In summer climes and frigid snow.

THE cinnamon tree has been known to live two hundred years and its history is nearly as old as the history of man. It appears to have been the first spice sought after in all Oriental voyages, and is one of the few condiments that has been honored with a price that only the wealthy can buy. Both cinnamon and cassia are mentioned as precious odoriferous substances in the Masonic writings. Bible history mentions cinnamon at a very early date in Exodus, Chap. XXX, 23; in Proverbs, Chap. VII, 17; in Song of Solomon, Chap. IV, 14, being then introduced by the Phœnicians. It was likewise known to the Greeks and Romans under the name of kinnamomun. Vespasian, on his return from Palestine, dedicated to the Goddess of Peace, in one of the temples of the Capitol, garlands of cinnamon enclosed in polished gold, and in the temple built on Mount Palatine by the Empress Augusta in honor of Augustus Cæsar, her husband, was placed a root of the cinnamon tree set in a golden cup. It is recorded that two hundred and ten burthens of spice were consumed on the funeral pile of Sylla, and that Nero burnt at the obsequies of his wife, Poppæa, a quantity of cinnamon and cassia exceeding the whole importation of one year. Dr. Carl Schumann’s Kritische Untersuchungen über die Zimtländer, published as a supplement to Petermann’s Geographische Mitteilungen, is a most erudite contribution to history of geography and commerce. The author carefully examines the notices on cinnamon and cassia to be found in the writings of the ancients and of the Arabs, and critically examines these by the light of modern research. The ancient Egyptians procured their cinnamon from punt, which is identified with the Rego Cinnamonifera at the promontory of Garadafiri of the modern Somaliland. But neither cinnamon nor cassia was a product of this region, nor are they at the present time, which is amply proved and illustrated by a consideration of the geographical distribution of the Louracea. Arabian merchants intentionally shrouded in mystery their manner or place of obtaining cinnamon and, in consequence, the ancients entertained the most preposterous ideas on the subject.
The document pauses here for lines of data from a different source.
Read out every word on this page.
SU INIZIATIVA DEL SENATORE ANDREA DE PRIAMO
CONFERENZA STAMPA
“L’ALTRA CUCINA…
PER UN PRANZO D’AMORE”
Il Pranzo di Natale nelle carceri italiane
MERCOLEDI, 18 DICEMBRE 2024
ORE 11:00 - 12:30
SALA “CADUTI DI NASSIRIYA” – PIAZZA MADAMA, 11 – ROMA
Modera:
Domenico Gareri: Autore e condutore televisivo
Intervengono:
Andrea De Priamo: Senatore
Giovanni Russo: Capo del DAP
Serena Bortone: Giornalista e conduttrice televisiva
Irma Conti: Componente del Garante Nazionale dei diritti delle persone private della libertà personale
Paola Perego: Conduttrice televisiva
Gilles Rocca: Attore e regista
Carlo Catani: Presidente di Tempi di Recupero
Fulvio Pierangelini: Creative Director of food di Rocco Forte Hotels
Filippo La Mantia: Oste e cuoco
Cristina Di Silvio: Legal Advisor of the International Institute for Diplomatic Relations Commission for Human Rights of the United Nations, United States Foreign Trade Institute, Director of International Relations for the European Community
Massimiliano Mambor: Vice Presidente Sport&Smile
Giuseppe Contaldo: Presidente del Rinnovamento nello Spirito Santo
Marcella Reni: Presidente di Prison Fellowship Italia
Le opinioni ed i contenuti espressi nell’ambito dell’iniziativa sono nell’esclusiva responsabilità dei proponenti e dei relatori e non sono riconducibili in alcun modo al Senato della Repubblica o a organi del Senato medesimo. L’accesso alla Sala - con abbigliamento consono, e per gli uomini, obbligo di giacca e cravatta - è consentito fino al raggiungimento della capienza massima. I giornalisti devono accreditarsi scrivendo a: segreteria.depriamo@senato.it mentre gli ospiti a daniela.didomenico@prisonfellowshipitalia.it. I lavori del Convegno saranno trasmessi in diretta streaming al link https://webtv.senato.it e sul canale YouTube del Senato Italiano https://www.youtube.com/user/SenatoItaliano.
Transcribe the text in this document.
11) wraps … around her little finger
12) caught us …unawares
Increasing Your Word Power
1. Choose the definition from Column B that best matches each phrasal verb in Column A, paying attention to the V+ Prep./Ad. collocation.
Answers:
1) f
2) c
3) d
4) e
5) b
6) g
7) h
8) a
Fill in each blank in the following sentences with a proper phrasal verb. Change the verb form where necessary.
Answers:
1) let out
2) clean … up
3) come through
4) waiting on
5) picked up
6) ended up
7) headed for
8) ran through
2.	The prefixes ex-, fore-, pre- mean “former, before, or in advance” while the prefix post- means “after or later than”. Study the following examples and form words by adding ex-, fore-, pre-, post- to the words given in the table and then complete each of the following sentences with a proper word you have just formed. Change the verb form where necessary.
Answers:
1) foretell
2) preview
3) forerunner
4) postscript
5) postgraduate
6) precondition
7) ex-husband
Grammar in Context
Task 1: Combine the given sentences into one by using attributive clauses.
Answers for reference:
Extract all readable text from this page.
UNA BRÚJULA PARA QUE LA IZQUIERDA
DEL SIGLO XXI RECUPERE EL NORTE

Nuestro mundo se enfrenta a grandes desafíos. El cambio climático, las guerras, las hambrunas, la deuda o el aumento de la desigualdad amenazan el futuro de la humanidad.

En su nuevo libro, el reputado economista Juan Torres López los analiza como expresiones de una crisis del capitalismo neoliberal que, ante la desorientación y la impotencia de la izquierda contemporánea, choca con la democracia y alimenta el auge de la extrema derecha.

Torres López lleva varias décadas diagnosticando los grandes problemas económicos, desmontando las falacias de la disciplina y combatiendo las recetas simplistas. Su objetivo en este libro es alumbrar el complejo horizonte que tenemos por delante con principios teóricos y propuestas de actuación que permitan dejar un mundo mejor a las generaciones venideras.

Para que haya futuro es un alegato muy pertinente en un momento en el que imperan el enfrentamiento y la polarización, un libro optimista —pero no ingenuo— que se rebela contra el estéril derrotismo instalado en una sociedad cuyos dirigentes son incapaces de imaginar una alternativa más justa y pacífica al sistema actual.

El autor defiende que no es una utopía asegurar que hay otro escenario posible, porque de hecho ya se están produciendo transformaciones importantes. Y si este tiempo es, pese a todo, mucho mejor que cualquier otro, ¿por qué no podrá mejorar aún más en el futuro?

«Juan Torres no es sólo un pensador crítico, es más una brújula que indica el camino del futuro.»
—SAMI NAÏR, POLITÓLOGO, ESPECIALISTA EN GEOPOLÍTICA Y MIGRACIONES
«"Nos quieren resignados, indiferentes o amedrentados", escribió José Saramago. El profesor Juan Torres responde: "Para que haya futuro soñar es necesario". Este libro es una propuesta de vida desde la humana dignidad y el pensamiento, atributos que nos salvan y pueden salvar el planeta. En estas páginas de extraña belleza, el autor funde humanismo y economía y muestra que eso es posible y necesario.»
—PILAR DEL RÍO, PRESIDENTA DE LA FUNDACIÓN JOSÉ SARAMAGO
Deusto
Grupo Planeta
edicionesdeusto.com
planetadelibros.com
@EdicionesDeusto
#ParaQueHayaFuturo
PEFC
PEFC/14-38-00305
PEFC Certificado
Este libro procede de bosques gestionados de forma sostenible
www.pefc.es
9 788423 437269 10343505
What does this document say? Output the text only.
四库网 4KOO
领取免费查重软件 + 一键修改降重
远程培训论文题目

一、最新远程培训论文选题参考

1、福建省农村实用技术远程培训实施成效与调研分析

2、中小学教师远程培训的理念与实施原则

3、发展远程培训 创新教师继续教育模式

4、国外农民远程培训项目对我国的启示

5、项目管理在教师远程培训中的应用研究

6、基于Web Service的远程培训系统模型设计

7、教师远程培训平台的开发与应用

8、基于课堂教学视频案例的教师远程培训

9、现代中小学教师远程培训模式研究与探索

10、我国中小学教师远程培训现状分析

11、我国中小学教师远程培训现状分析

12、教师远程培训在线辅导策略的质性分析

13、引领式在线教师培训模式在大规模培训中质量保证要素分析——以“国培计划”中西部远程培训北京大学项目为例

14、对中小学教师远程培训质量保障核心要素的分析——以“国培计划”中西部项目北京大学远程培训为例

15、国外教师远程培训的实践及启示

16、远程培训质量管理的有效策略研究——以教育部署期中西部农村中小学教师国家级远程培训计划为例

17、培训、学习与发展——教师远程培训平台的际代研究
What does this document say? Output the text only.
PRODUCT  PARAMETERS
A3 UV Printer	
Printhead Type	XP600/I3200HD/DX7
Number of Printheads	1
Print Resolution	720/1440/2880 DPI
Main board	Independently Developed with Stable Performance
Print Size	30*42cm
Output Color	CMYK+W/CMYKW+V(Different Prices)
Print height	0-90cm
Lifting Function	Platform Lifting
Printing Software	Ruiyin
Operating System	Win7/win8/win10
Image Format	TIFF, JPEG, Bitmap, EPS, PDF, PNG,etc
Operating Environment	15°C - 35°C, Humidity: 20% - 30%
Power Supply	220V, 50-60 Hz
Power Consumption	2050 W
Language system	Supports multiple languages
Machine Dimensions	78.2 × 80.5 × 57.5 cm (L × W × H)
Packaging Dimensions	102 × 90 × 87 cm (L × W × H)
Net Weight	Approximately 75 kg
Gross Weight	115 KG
The “Khisit” of the inscriptions of the temple of Doral Bahari is correctly translated cinnamon or cassia. The latter word and the gizi of Galen and the Keziah of the Hebrew are derived from it, but it is of itself a corruption of Kei-shi, the Chinese name for cassia. From this fact, the author concludes that China supplied the ancient world with most, if not all, of its cinnamon, but did so through traders settled in parts of Arabia or the Somali coast, who maintained their monopoly until the discovery of cinnamon in the Island of Ceylon.

Herodotus relates that cassia grew in Arabia, but that cinnamon was brought there by birds from India, the fabled birthplace of Bacchus. This writer states that cassia grew in a shallow lake, the borders of which were infested with winged animals resembling bats; that these were powerful creatures and uttered piercing cries; but that the Arabs made war against them for the purpose of obtaining the spice and, defending their eyes from the attack of the monsters, drove them from their stronghold for a brief period and then, unmolested, collected the cassia.

CEYLON

A still more marvelous account was given by a Grecian historian of the manner in which cinnamon was obtained, which is as follows: “The Arabs themselves were perfectly ignorant of the situation of the favored spots which produced this spice; some, however, asserted with much appearance of probability that it grew in the country where Bacchus was born, and they gave the following account of the plan resorted to for obtaining cinnamon: Some very large birds collected together a quantity of the shoots and small branches of the cinnamon and built their nests with it on the lofty mountains inaccessible to man; and the inhabitants of the country placed large pieces of carrion flesh near the haunts of the birds who bore it to their nests which, not being made strong enough to hold the additional load, gave way, falling to the valley below, where it was gathered up by the natives and exported to foreign lands.”

It was exported into India in the time of the authors of the Periplus of the Erythræan Sea, and even long before it was much used among masters of the ancient world.